We were now about two and a half miles from camp, and it was a glum walk back over the hills. Bill puttered off on his four-wheeler, leading Beck with one of the chains. I didn’t want Nick to place his weight on his ankle all the way back to the fort, so I clasped my hands together to make a step and hoisted him up onto Jake’s back. He led Bute from there while I led Jake. Beside us on the sandy hills, the late-afternoon sun cast tall diagonal shadows of our pathetic little caravan—one beefy brother riding bareback on a mule, the other leading the way on foot, tripping against the sage in his Wal-Mart slippers.
Back at the fort, after we had the mules secured, I wanted to be alone and I grabbed my toilet kit, scrambled down the plateau, and hiked east across the plains to the banks of the North Platte. The sandy oxbow there was shaded by a cottonwood grove, with a flock of American white pelicans swimming in a still pool and snowy egrets wading on the edges. I stripped bare, dived into the river, and washed and shaved.
Under a low, falling sun, the North Platte was bathed in light orange and blue. I swam out across the pelican lagoon and floated on my back, staring at the sky while the feathery river current turned me in circles.

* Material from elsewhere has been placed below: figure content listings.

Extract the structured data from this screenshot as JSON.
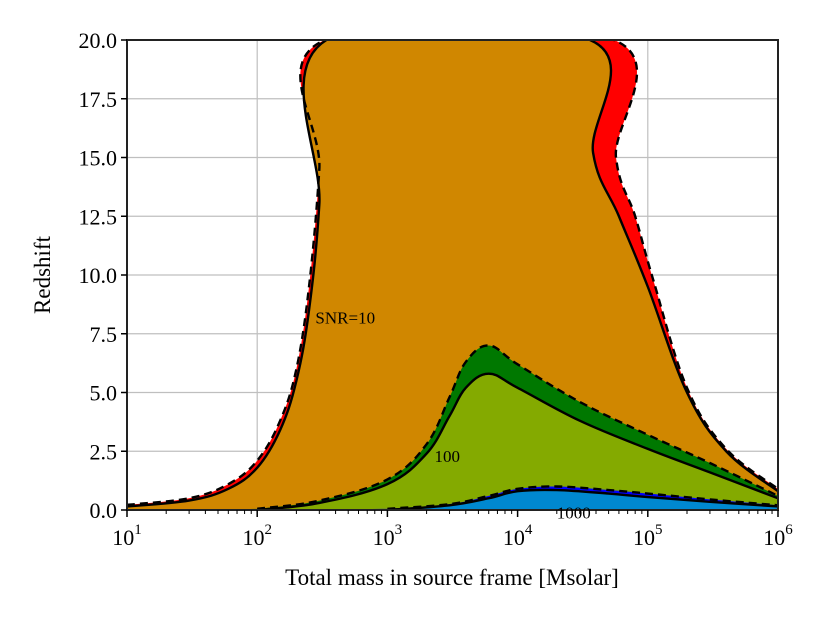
{
  "chart_data": {
    "type": "area",
    "title": "",
    "xlabel": "Total mass in source frame [Msolar]",
    "ylabel": "Redshift",
    "xscale": "log",
    "xlim": [
      10,
      1000000
    ],
    "ylim": [
      0,
      20
    ],
    "grid": true,
    "x_tick_labels": [
      {
        "base": "10",
        "exp": "1"
      },
      {
        "base": "10",
        "exp": "2"
      },
      {
        "base": "10",
        "exp": "3"
      },
      {
        "base": "10",
        "exp": "4"
      },
      {
        "base": "10",
        "exp": "5"
      },
      {
        "base": "10",
        "exp": "6"
      }
    ],
    "y_tick_labels": [
      "0.0",
      "2.5",
      "5.0",
      "7.5",
      "10.0",
      "12.5",
      "15.0",
      "17.5",
      "20.0"
    ],
    "annotations": [
      {
        "text": "SNR=10",
        "x": 280,
        "z": 8.2
      },
      {
        "text": "100",
        "x": 2300,
        "z": 2.3
      },
      {
        "text": "1000",
        "x": 20000,
        "z": -0.1
      }
    ],
    "colors": {
      "snr10_band": "#ff0000",
      "snr10_fill": "#d08700",
      "snr100_band": "#007800",
      "snr100_fill": "#84aa00",
      "snr1000_band": "#0000ff",
      "snr1000_fill": "#0088d0",
      "grid": "#bfbfbf"
    },
    "series": [
      {
        "name": "SNR=10 (solid)",
        "style": "solid",
        "points": [
          [
            10,
            0.15
          ],
          [
            30,
            0.4
          ],
          [
            60,
            0.9
          ],
          [
            100,
            1.8
          ],
          [
            150,
            3.4
          ],
          [
            200,
            5.5
          ],
          [
            250,
            8.5
          ],
          [
            300,
            13
          ],
          [
            340,
            20
          ],
          [
            36000,
            20
          ],
          [
            38000,
            15.2
          ],
          [
            60000,
            12.5
          ],
          [
            100000,
            9.5
          ],
          [
            200000,
            5.0
          ],
          [
            400000,
            2.5
          ],
          [
            1000000,
            0.8
          ]
        ]
      },
      {
        "name": "SNR=10 (dashed)",
        "style": "dashed",
        "points": [
          [
            10,
            0.22
          ],
          [
            30,
            0.5
          ],
          [
            60,
            1.1
          ],
          [
            100,
            2.1
          ],
          [
            150,
            3.8
          ],
          [
            200,
            6.0
          ],
          [
            250,
            9.5
          ],
          [
            300,
            14.5
          ],
          [
            330,
            20
          ],
          [
            55000,
            20
          ],
          [
            57000,
            15.0
          ],
          [
            80000,
            12.5
          ],
          [
            110000,
            9.8
          ],
          [
            200000,
            5.2
          ],
          [
            400000,
            2.6
          ],
          [
            1000000,
            0.9
          ]
        ]
      },
      {
        "name": "SNR=100 (solid)",
        "style": "solid",
        "points": [
          [
            100,
            0.0
          ],
          [
            300,
            0.3
          ],
          [
            1000,
            1.1
          ],
          [
            2000,
            2.4
          ],
          [
            3000,
            4.0
          ],
          [
            4000,
            5.2
          ],
          [
            6000,
            5.8
          ],
          [
            10000,
            5.2
          ],
          [
            30000,
            3.8
          ],
          [
            100000,
            2.6
          ],
          [
            300000,
            1.6
          ],
          [
            1000000,
            0.5
          ]
        ]
      },
      {
        "name": "SNR=100 (dashed)",
        "style": "dashed",
        "points": [
          [
            100,
            0.05
          ],
          [
            300,
            0.4
          ],
          [
            1000,
            1.3
          ],
          [
            2000,
            2.8
          ],
          [
            3000,
            4.8
          ],
          [
            4000,
            6.3
          ],
          [
            6000,
            7.0
          ],
          [
            10000,
            6.2
          ],
          [
            30000,
            4.6
          ],
          [
            100000,
            3.2
          ],
          [
            300000,
            2.0
          ],
          [
            1000000,
            0.6
          ]
        ]
      },
      {
        "name": "SNR=1000 (solid)",
        "style": "solid",
        "points": [
          [
            1000,
            0.0
          ],
          [
            3000,
            0.2
          ],
          [
            6000,
            0.5
          ],
          [
            10000,
            0.8
          ],
          [
            20000,
            0.85
          ],
          [
            50000,
            0.7
          ],
          [
            100000,
            0.55
          ],
          [
            300000,
            0.35
          ],
          [
            1000000,
            0.15
          ]
        ]
      },
      {
        "name": "SNR=1000 (dashed)",
        "style": "dashed",
        "points": [
          [
            1000,
            0.05
          ],
          [
            3000,
            0.25
          ],
          [
            6000,
            0.6
          ],
          [
            10000,
            0.9
          ],
          [
            20000,
            1.0
          ],
          [
            50000,
            0.85
          ],
          [
            100000,
            0.7
          ],
          [
            300000,
            0.45
          ],
          [
            1000000,
            0.2
          ]
        ]
      }
    ]
  }
}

I felt so free out there, cast off from the world. It didn’t matter to me that our progress toward Oregon was so farcical. The trail was my inebriate against depression, my hedge against boredom with life. I didn’t care what happened next on the Child’s Route. We would let the mules rest for another day at Fort Fetterman. Then all I wanted to do was wake at dawn in the sage-scented air of the Wyoming plains, call the mules for Casper, and pick up the pink ruts toward Independence Rock and South Pass.
• • •
Laying over for an extra day at Fort Fetterman yielded one of the best surprises of the trip. In the early afternoon a living legend of the Oregon Trail showed up. Randy Brown, a trail historian who lived nearby in Douglas, had driven over to Fetterman to enjoy Independence Day at the fort, but he was also curious about the two easterners traveling through in a covered wagon and wondered if we needed help negotiating the cutoffs ahead. I had used Brown’s Graves and Sites on the Oregon and California Trails all the way across from Missouri and found it an invaluable resource. Grave locations are important waypoints along the trail, comprising a kind of gritty, forensic record of the ground the pioneers actually crossed, offering an infinitely more detailed map than the generalized trail descriptions offered by academic historians. Brown’s exacting account of each grave and how it got there, and his biographies of buried pioneers, also provide vital historical and geographic information on the various fords of the Platte or why major cutoff routes were used in certain years. I had not expected to meet Brown, but now I was sitting beside the wagon with him, my maps spread across our knees, absorbing a wealth of detail about the trail ahead.